Since jobs and wages dominate most people’s perception of the health of the economy, Mr Obama faces the awkward prospect that most Americans will still feel like they are in recession in the build-up to next year’s mid-term elections. To that extent his difficulties are predictable. Remember George Bush senior, who was defeated by Bill Clinton in 1992 in the “economy, stupid” election even though the US had returned to growth several months before.
However, neither Mr Bush senior, nor any recent US president, has simultaneously had to grapple with a jobless, or job-loss, recovery and an electorate seething with resentment against Washington’s generous treatment of the perceived authors of the recession – Wall Street. Previous downturns were induced by sharp interest rate rises to quell the consequences of overheating. In most people’s view, this recession was caused by the speculative greed of bankers – an entirely different kind of downturn that fits the plot of a morality play.
Unlike most morality plays, however, this one appears to be rewarding the baddies. While the job numbers continue to deteriorate, Wall Street is enjoying good times again and preparing another season of huge bonuses. Goldman Sachs, alone, is on track to pay out $21bn (€14bn, £12.7bn) in bonuses by the end of the year. Since it repaid the direct bailout money it received from Washington – as opposed to the implicit subsidies from which it continues to benefit – it was not subjected to the pay restraints announced last week by Ken Feinberg, Mr Obama’s “pay czar”.
To most Americans such fine distinctions hardly matter. Nor should they. All of which lands Mr Obama in an awkward political narrative. Over the next few months, the miseries on Main Street are likely to continue to diverge from the taxpayer-enabled profit taking on Wall Street. And the electorate’s sullenness could easily spill over again into raw anger – as it did in January and February amid revelations of the extraordinary bonus culture at AIG, Merrill Lynch and others.
The White House’s approach is to maintain a sober tone and keep focusing on jobs. The administration will on Friday unveil estimates of how many jobs the $787bn stimulus has created. But they are unlikely to have much of an impact on public sentiment.
Almost 8m jobs have been lost in the past two years in addition to the many millions more who have either dropped off the measure or been forced to downgrade to part-time work schedules.

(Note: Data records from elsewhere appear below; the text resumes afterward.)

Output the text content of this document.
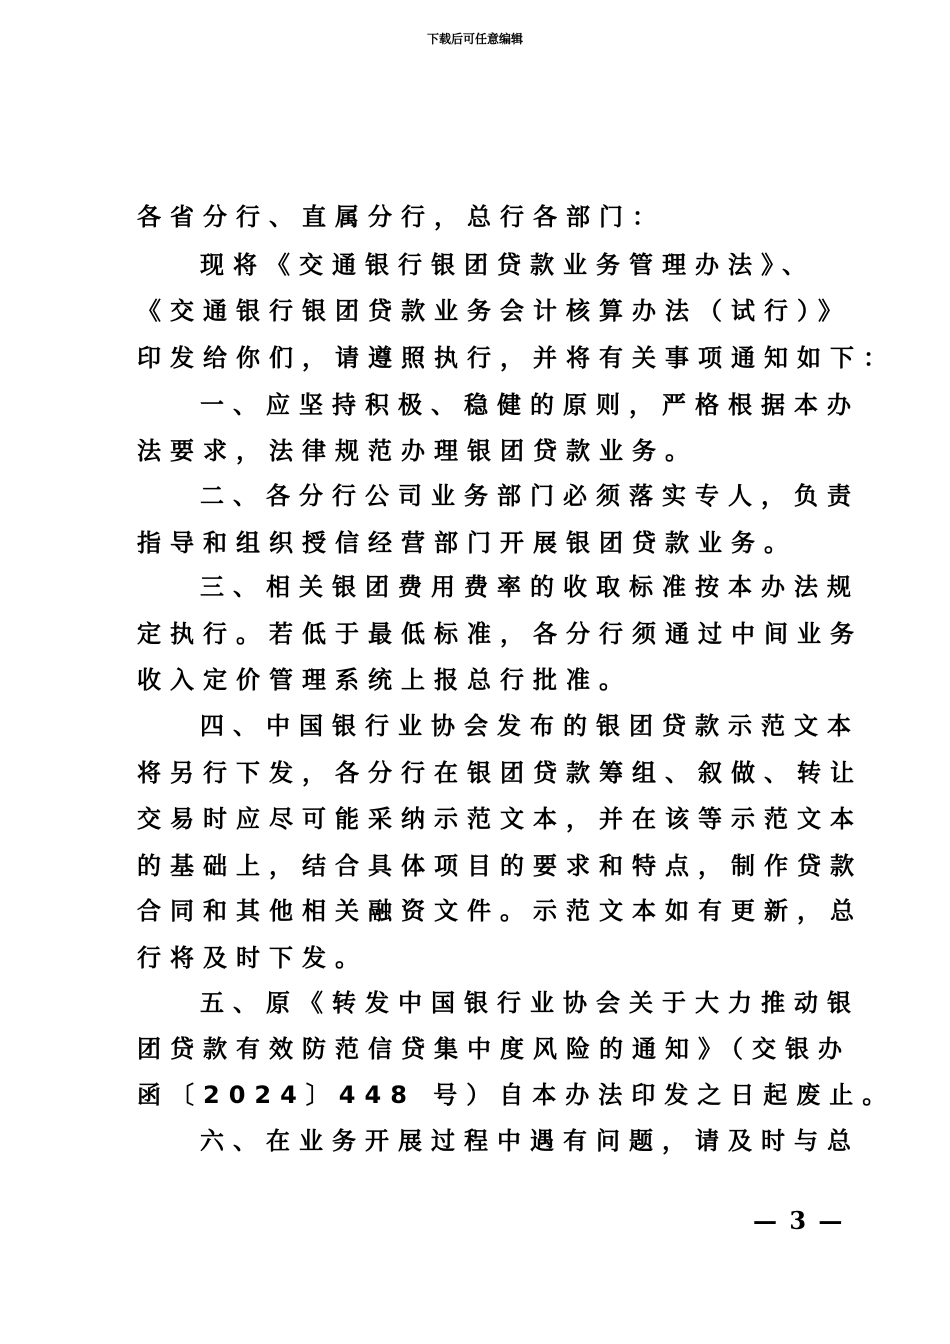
下载后可任意编辑
各省分行、直属分行，总行各部门：
现将《交通银行银团贷款业务管理办法》、
《交通银行银团贷款业务会计核算办法（试行）》
印发给你们，请遵照执行，并将有关事项通知如下：
一、应坚持积极、稳健的原则，严格根据本办
法要求，法律规范办理银团贷款业务。
二、各分行公司业务部门必须落实专人，负责
指导和组织授信经营部门开展银团贷款业务。
三、相关银团费用费率的收取标准按本办法规
定执行。若低于最低标准，各分行须通过中间业务
收入定价管理系统上报总行批准。
四、中国银行业协会发布的银团贷款示范文本
将另行下发，各分行在银团贷款筹组、叙做、转让
交易时应尽可能采纳示范文本，并在该等示范文本
的基础上，结合具体项目的要求和特点，制作贷款
合同和其他相关融资文件。示范文本如有更新，总
行将及时下发。
五、原《转发中国银行业协会关于大力推动银
团贷款有效防范信贷集中度风险的通知》（交银办
函〔2024〕448 号）自本办法印发之日起废止。
六、在业务开展过程中遇有问题，请及时与总
— 3 —
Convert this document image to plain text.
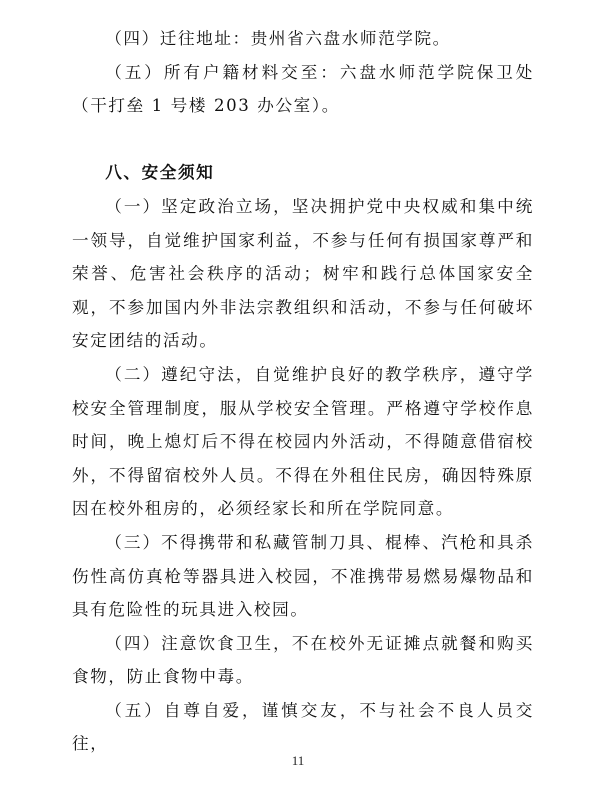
（四）迁往地址：贵州省六盘水师范学院。

（五）所有户籍材料交至：六盘水师范学院保卫处（干打垒 1 号楼 203 办公室）。

八、安全须知

（一）坚定政治立场，坚决拥护党中央权威和集中统一领导，自觉维护国家利益，不参与任何有损国家尊严和荣誉、危害社会秩序的活动；树牢和践行总体国家安全观，不参加国内外非法宗教组织和活动，不参与任何破坏安定团结的活动。

（二）遵纪守法，自觉维护良好的教学秩序，遵守学校安全管理制度，服从学校安全管理。严格遵守学校作息时间，晚上熄灯后不得在校园内外活动，不得随意借宿校外，不得留宿校外人员。不得在外租住民房，确因特殊原因在校外租房的，必须经家长和所在学院同意。

（三）不得携带和私藏管制刀具、棍棒、汽枪和具杀伤性高仿真枪等器具进入校园，不准携带易燃易爆物品和具有危险性的玩具进入校园。

（四）注意饮食卫生，不在校外无证摊点就餐和购买食物，防止食物中毒。

（五）自尊自爱，谨慎交友，不与社会不良人员交往，

11
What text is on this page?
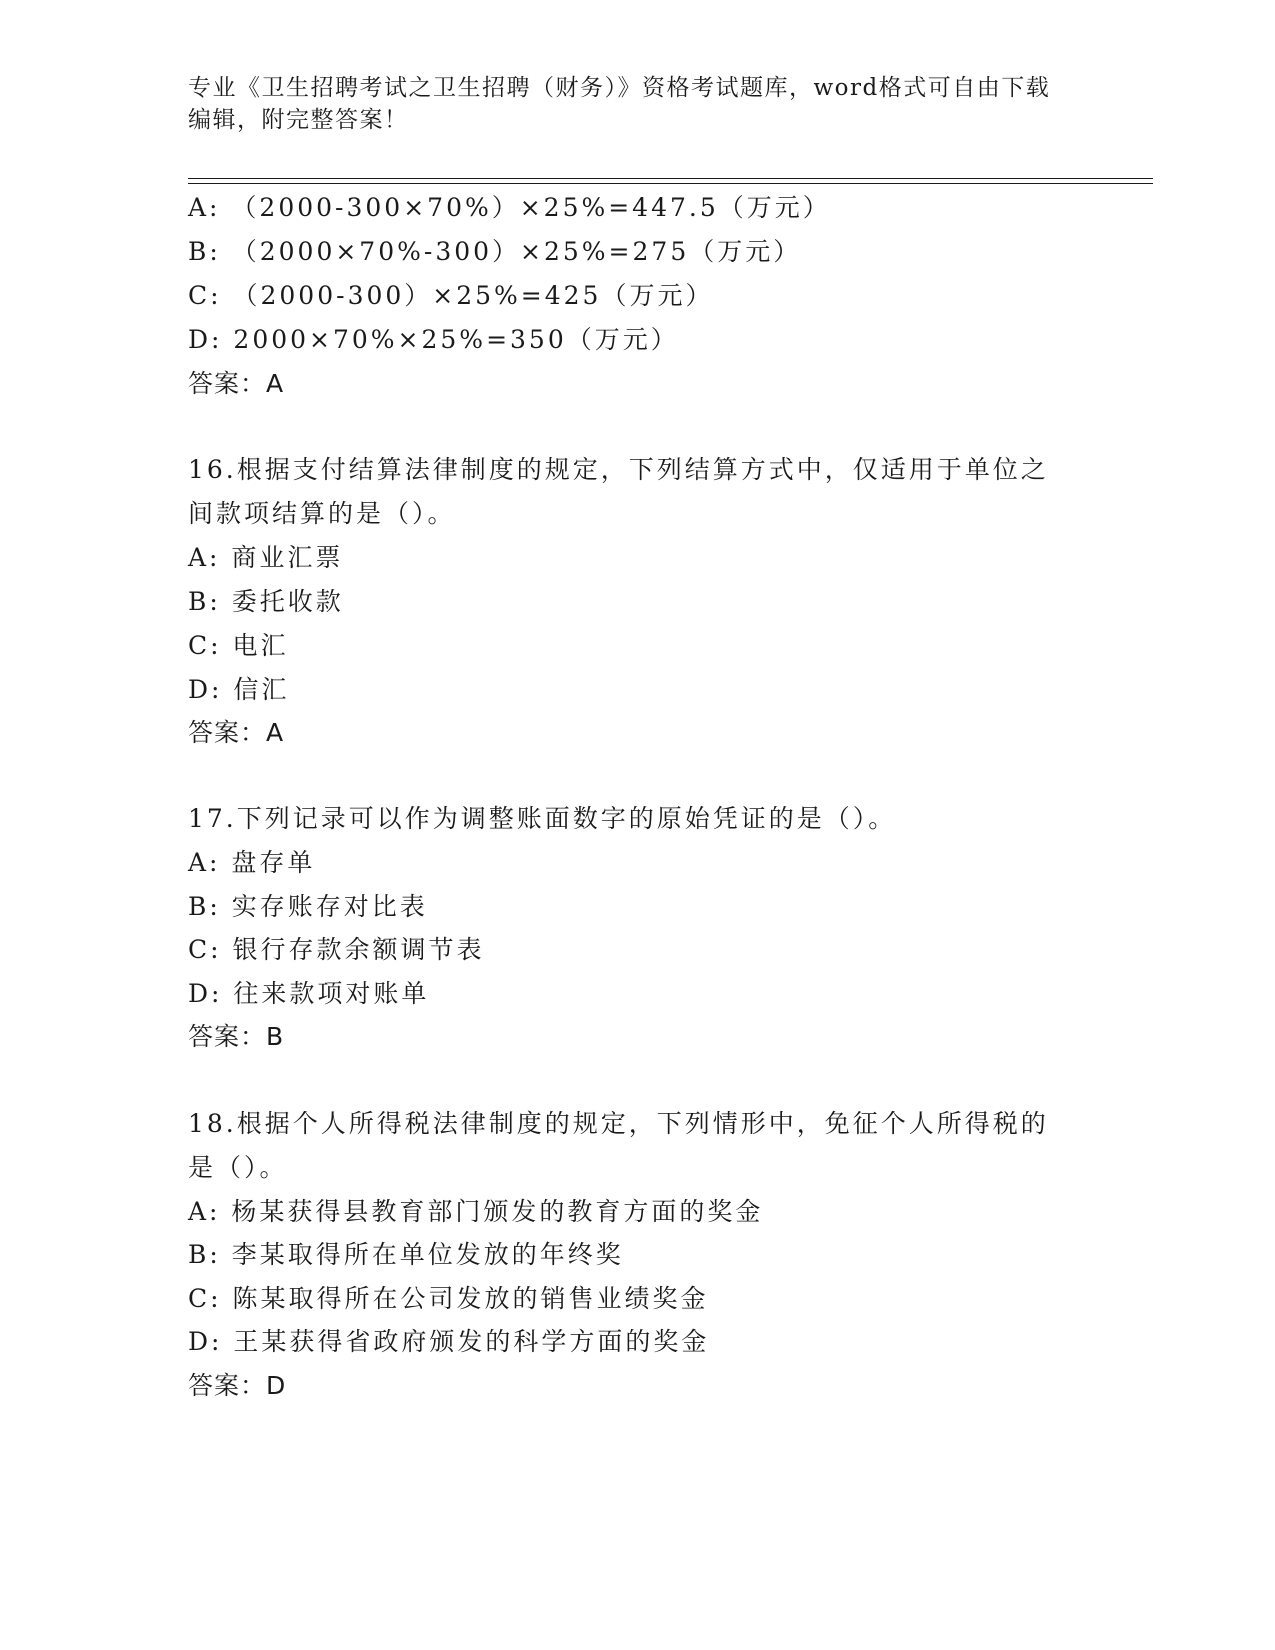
专业《卫生招聘考试之卫生招聘（财务）》资格考试题库，word格式可自由下载
编辑，附完整答案！
A: （2000-300×70%）×25%=447.5（万元）
B: （2000×70%-300）×25%=275（万元）
C: （2000-300）×25%=425（万元）
D: 2000×70%×25%=350（万元）
答案：A
16.根据支付结算法律制度的规定，下列结算方式中，仅适用于单位之
间款项结算的是（）。
A: 商业汇票
B: 委托收款
C: 电汇
D: 信汇
答案：A
17.下列记录可以作为调整账面数字的原始凭证的是（）。
A: 盘存单
B: 实存账存对比表
C: 银行存款余额调节表
D: 往来款项对账单
答案：B
18.根据个人所得税法律制度的规定，下列情形中，免征个人所得税的
是（）。
A: 杨某获得县教育部门颁发的教育方面的奖金
B: 李某取得所在单位发放的年终奖
C: 陈某取得所在公司发放的销售业绩奖金
D: 王某获得省政府颁发的科学方面的奖金
答案：D
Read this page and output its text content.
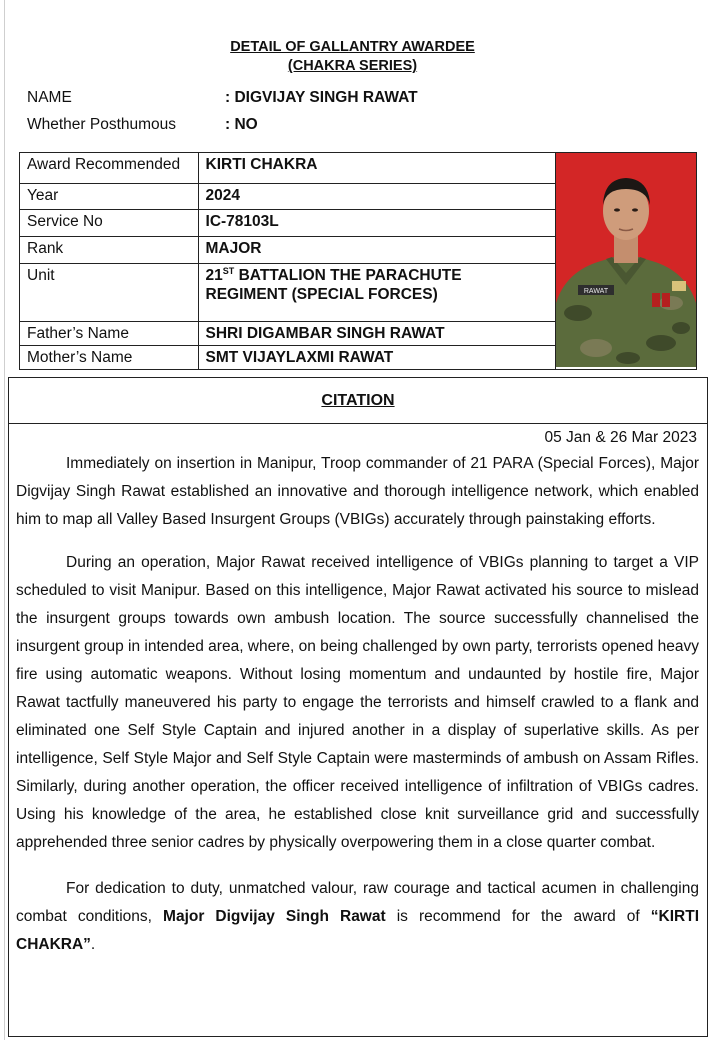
DETAIL OF GALLANTRY AWARDEE
(CHAKRA SERIES)
NAME	: DIGVIJAY SINGH RAWAT
Whether Posthumous	: NO
Award Recommended	KIRTI CHAKRA	RAWAT

Year	2024	
Service No	IC-78103L	
Rank	MAJOR	
Unit	21ST BATTALION THE PARACHUTE REGIMENT (SPECIAL FORCES)	
Father’s Name	SHRI DIGAMBAR SINGH RAWAT	
Mother’s Name	SMT VIJAYLAXMI RAWAT	
CITATION
05 Jan & 26 Mar 2023

Immediately on insertion in Manipur, Troop commander of 21 PARA (Special Forces), Major Digvijay Singh Rawat established an innovative and thorough intelligence network, which enabled him to map all Valley Based Insurgent Groups (VBIGs) accurately through painstaking efforts.

During an operation, Major Rawat received intelligence of VBIGs planning to target a VIP scheduled to visit Manipur. Based on this intelligence, Major Rawat activated his source to mislead the insurgent groups towards own ambush location. The source successfully channelised the insurgent group in intended area, where, on being challenged by own party, terrorists opened heavy fire using automatic weapons. Without losing momentum and undaunted by hostile fire, Major Rawat tactfully maneuvered his party to engage the terrorists and himself crawled to a flank and eliminated one Self Style Captain and injured another in a display of superlative skills. As per intelligence, Self Style Major and Self Style Captain were masterminds of ambush on Assam Rifles. Similarly, during another operation, the officer received intelligence of infiltration of VBIGs cadres. Using his knowledge of the area, he established close knit surveillance grid and successfully apprehended three senior cadres by physically overpowering them in a close quarter combat.

For dedication to duty, unmatched valour, raw courage and tactical acumen in challenging combat conditions, Major Digvijay Singh Rawat is recommend for the award of “KIRTI CHAKRA”.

At best, the stimulus may have created or saved 1m jobs.
Mr Obama will continue to push for the creation of a consumer financial protection agency – something Wall Street hates and which lobbyists have succeeded in diluting from its original blueprint. Then there are plans to create a new tax credit to subsidise the creation of jobs by small businesses.
Mr Obama is likely to support the extension of a tax credit for first-time homebuyers. However, he has virtually no political room to argue for a full-blown second stimulus to keep the economy afloat next year. And the White House has ruled out more populist attacks on Wall Street pay, such as a windfall tax.
Mr Obama may simply have to tough out what promises to be another bout of populist anger. The economy is growing again. The electorate is searching for someone to blame.